Ivan Theimer
La foresta di obelischi
Giardino di Boboli e Galleria d'Arte moderna di Palazzo Pitti
dal 5 luglio 2008 al 30 settembre 2008
La creazioni di Ivan Theimer offrono al visitatore attento e in particolare al pubblico fiorentino stimoli tali da stordire anche le menti più gelide.
L'uso dei materiali, il disegno, le citazioni dello scultore moravo, creano una tale massa di sinapsi, in particolare a chi ha ben presente la rete della scultura monumentale della città, capaci di indurre una specie di cortocircuito temporale.
Spesso si parla di contestualizzazione delle opere d'arte contemporanee nelle città d'arte: l'opera di Theimer è qualcosa di più sembra, e mi rendo conto dell'azzardo, un seguace della bottega del Giambologna - Tacca, che si presenta a noi esattamente dopo quattrocento anni dalla morte dello scultore “fiammingo”, con la capacità di rinnovare un linguaggio spesso dato per esaurito o stancamente citazionistico (sull'argomento si veda il saggio di Salvatore Settis nel catalogo).

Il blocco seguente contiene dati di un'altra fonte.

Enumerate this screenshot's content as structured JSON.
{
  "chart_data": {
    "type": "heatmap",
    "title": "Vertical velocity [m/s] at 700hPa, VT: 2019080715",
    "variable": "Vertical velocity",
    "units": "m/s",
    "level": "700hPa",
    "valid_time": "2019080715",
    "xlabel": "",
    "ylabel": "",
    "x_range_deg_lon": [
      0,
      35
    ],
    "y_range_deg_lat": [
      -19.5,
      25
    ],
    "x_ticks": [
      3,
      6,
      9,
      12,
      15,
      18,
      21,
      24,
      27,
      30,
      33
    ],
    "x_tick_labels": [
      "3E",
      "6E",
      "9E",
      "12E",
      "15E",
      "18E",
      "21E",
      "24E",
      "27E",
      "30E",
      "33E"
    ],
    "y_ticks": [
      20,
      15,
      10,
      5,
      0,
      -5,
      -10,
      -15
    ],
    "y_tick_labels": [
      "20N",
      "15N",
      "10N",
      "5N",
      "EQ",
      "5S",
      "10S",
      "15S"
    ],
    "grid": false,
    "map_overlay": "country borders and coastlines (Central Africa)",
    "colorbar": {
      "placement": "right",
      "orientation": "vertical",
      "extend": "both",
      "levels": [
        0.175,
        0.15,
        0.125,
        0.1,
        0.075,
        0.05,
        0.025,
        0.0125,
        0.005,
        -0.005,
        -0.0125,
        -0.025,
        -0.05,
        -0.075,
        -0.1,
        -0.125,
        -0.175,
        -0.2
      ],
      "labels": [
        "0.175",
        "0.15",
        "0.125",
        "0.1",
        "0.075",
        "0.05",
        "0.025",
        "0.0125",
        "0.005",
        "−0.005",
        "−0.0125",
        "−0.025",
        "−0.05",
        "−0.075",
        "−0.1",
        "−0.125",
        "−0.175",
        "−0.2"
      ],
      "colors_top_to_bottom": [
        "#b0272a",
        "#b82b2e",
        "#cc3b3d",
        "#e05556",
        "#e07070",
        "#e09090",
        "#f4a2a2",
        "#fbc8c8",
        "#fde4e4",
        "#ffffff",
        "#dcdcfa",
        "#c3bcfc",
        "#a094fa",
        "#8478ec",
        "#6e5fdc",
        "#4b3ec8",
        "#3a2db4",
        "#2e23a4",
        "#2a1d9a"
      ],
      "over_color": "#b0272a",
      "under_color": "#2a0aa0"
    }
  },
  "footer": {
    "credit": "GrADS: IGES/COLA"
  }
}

Ecco allora che mi sovviene necessario proporre un elenco topografico che serva da viatico a coloro che avranno la fortuna di vedere la mostra in questi ultimi giorni e/o sfogliare il catalogo (magari soffermandosi sugli schizzi dai carnet di lavoro di Theimer) , per poi immergersi nelle piazze e nei musei cittadini per verificare questo confronto.
Piazza Santa Maria Novella con gli obelischi sorretti dalle tartarughe e la Piazza della SS. Annunziata con le fontane e il monumento equestre di Ferdinando I.
Palazzo Pitti e Boboli, sede della mostra seguendo i puntuali suggerimenti di Mario Lolli Ghetti e di Alessandro Cecchi presenti nel catalogo.
Piazza della Signoria con la scultura in copia e in originale tra Donatello e Giambologna senza dimenticare il Cellini e il Bandinelli, la base del Porcellino alla Loggia del Mercato Nuovo.
Palazzo Vecchio con gli Ercoli di Vincenzo de'Rossi nel Salone dei Cinquecento e il cavallo scorticato della collezione Loeser.
Certamente ancora più numerosi possono essere i paragoni, ma qui fermo parafrasando il titolo del saggio di Cristina Acidini curatrice di questa formidabile mostra “Bentornato Theimer”.